GAB Rating: Average. There's nothing really wrong with this game, but I didn't find it all that challenging or fun.
The
Stampers' independent studio - Ashby Computers and Graphics Ltd. - did
produce one arcade game, Dingo, which bears their logo, and was licensed
through Jaleco rather than Zilec. This is, to my knowledge, the only
game predating Jetpac that is officially credited to them. I don't care
to play this game in depth - I personally found it simplistic and dull -
but I just wanted to acknowledge its existence.
Game 222: Jetpac
Jetpac
might not actually be the first "Rare" game, but it was the first
that the Stampers produced and distributed independently, and their first to be designed
for the home microcomputers that were quickly taking over Britain. They
targeted the 16KB ZX Spectrum, being cheap and popular, but thanks to
their experience in the regimented arcade industry, they worked with a
professionalism more characteristic of American imports than of the
so-called bedroom programmers who coded the majority of the British
market's homespun computer games on their own budget machines.
The
product is a pretty solid and original arcade-style game that controls
well and clips at a decent speed and frame rate, though the visual
limitations of the popularly priced Spectrum certainly show.
Your
goal is to assemble a shuttle from pieces lying around the stage - we
can see this assembly goal previously in Blueprint - and then fuel it
while avoiding or shooting deadly comets, and collecting any valuables
that might land in your vicinity. Then you blast off to the next planet
to collect more fuel and treasures while deadlier fuzzy aliens attack.
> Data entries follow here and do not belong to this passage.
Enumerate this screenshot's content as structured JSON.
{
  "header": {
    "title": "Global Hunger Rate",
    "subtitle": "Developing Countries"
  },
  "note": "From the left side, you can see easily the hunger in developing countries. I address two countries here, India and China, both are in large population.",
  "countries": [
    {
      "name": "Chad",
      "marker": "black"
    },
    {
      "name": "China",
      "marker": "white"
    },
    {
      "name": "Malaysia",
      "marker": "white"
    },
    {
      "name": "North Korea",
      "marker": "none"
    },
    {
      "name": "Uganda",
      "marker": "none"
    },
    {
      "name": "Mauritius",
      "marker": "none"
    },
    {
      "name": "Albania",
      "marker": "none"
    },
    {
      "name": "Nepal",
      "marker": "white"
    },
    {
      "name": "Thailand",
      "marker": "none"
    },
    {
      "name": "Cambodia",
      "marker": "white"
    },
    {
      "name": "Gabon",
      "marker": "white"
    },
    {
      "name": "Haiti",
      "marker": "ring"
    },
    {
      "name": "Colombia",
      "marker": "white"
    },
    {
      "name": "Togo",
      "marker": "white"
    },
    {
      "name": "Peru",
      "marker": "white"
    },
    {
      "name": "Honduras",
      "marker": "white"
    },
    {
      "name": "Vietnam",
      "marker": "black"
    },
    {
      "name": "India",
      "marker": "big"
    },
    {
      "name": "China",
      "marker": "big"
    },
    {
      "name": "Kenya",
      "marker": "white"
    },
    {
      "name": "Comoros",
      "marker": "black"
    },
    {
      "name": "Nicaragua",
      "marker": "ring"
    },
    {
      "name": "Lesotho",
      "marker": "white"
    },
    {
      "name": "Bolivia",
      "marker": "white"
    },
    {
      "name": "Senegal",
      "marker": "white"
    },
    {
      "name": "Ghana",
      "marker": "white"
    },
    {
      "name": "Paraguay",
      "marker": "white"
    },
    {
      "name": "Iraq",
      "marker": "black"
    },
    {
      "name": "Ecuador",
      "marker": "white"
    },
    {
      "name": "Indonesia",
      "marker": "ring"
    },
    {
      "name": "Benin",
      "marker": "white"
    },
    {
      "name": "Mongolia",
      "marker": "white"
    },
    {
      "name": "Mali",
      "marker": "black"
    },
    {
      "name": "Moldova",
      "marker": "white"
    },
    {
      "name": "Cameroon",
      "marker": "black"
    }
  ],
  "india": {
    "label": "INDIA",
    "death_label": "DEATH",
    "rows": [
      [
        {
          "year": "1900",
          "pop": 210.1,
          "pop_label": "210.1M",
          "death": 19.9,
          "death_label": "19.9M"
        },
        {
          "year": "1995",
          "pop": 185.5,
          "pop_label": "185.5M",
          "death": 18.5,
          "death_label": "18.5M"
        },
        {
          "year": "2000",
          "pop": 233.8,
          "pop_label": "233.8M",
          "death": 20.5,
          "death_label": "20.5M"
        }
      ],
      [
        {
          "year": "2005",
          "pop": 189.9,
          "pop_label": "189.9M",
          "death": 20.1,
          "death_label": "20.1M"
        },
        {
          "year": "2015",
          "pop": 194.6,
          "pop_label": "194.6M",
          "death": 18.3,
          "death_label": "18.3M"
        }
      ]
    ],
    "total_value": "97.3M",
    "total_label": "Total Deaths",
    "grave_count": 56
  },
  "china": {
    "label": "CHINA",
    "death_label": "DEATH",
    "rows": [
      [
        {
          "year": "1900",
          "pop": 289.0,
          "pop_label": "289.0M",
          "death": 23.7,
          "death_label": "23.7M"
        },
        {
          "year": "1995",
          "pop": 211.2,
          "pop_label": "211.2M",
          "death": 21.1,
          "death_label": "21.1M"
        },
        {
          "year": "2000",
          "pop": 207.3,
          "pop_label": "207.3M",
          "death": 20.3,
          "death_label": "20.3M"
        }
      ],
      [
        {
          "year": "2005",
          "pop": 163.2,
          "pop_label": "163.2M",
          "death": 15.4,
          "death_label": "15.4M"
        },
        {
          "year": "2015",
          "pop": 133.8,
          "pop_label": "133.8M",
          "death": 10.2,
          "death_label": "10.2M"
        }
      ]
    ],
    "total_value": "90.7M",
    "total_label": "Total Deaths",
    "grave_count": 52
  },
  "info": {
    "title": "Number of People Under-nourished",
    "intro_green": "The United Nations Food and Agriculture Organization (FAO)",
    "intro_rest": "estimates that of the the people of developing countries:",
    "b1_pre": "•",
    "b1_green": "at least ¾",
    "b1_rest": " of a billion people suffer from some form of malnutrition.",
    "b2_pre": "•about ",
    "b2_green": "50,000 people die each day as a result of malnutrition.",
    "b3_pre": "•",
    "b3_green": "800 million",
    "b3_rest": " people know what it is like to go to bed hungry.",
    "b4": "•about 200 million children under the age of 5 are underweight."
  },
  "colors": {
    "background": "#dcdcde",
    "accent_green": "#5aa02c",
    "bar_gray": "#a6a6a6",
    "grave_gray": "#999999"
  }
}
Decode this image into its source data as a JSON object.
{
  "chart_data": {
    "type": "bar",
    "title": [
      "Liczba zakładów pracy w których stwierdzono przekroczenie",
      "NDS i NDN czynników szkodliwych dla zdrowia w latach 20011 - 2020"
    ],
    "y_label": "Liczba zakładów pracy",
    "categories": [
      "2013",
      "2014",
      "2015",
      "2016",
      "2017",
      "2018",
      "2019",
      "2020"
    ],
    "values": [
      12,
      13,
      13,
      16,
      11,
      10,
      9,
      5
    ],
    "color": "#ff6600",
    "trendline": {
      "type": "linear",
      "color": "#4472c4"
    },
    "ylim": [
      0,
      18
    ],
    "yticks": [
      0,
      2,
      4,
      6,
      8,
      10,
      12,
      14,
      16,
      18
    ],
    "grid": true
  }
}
Come to think of it, we've also seen this interstellar looting before in
The Pit.
There
are eight stages per loop, each with a different type of alien threat.
Notably, each of the eight types of aliens have completely different
movement patterns, and need different tactics to avoid. The final and
most difficult type are these googly-eyed frog-like monsters that
pursue you relentlessly, but you're fairly safe from them (and most other
things for that matter) on the upper-right platform. Only stages 1 and 5
require you to assemble the shuttle. There are four shuttle models in
total, and you'll need to go through the game loop twice to see them
all.
Although
it plays like an arcade game of the time, Jetpac plays much more fairly
than most, given that Ultimate already has your money and can't munch
your tenpence any further. It's not completely fair - sometimes
fuel appears on the edges of the screen, where aliens are likely to
spawn without warning, but I managed to loop through the game twice
anyway. Figuring out the safety zones during the more difficult stages
made all the difference.
GAB rating: Good.
Sure, it's ugly and repetitive, and the sound effects all sound like
farts, but you know what? It's original, inoffensive, and I had fun
playing it.
Ultimate
Play the Game continued to focus on the ZX Spectrum as late as 1987,
but their best titles all had releases in 1983 or 1984, and virtually
every list of top games on the platform contains a few of them. Later
titles sold well enough but had lukewarm critical reception. 1988's
"Collected Works" compilation contained 11 of the 13 house-developed
Spectrum games, missing only the well-received Underwurlde, and the not
so well-received Pentagram. There were also a few Commodore exclusives,
which were downright reviled.
Jetpac
remained one of Ultimate's best selling and best reviewed titles of all
time. Though a May release, it continued to topped the Spectrum sales charts by the holiday season. Any
ranking of the games by Ultimate usually have Jetpac or 1984's Knight
Lore at the top, and every list of top games of the platform that I've
ever seen has one or both on it. It sold 300,000 copies - an astounding figure considering the Spectrum itself only reached 500,000 sales in 1983. Jetpac had one immediate sequel - Lunar Jetman on the Spectrum later that year. Years later in 1990, Rare produced Solar Jetman for the NES, and in 2007, a remake Jetpac Refuelled on XBLA.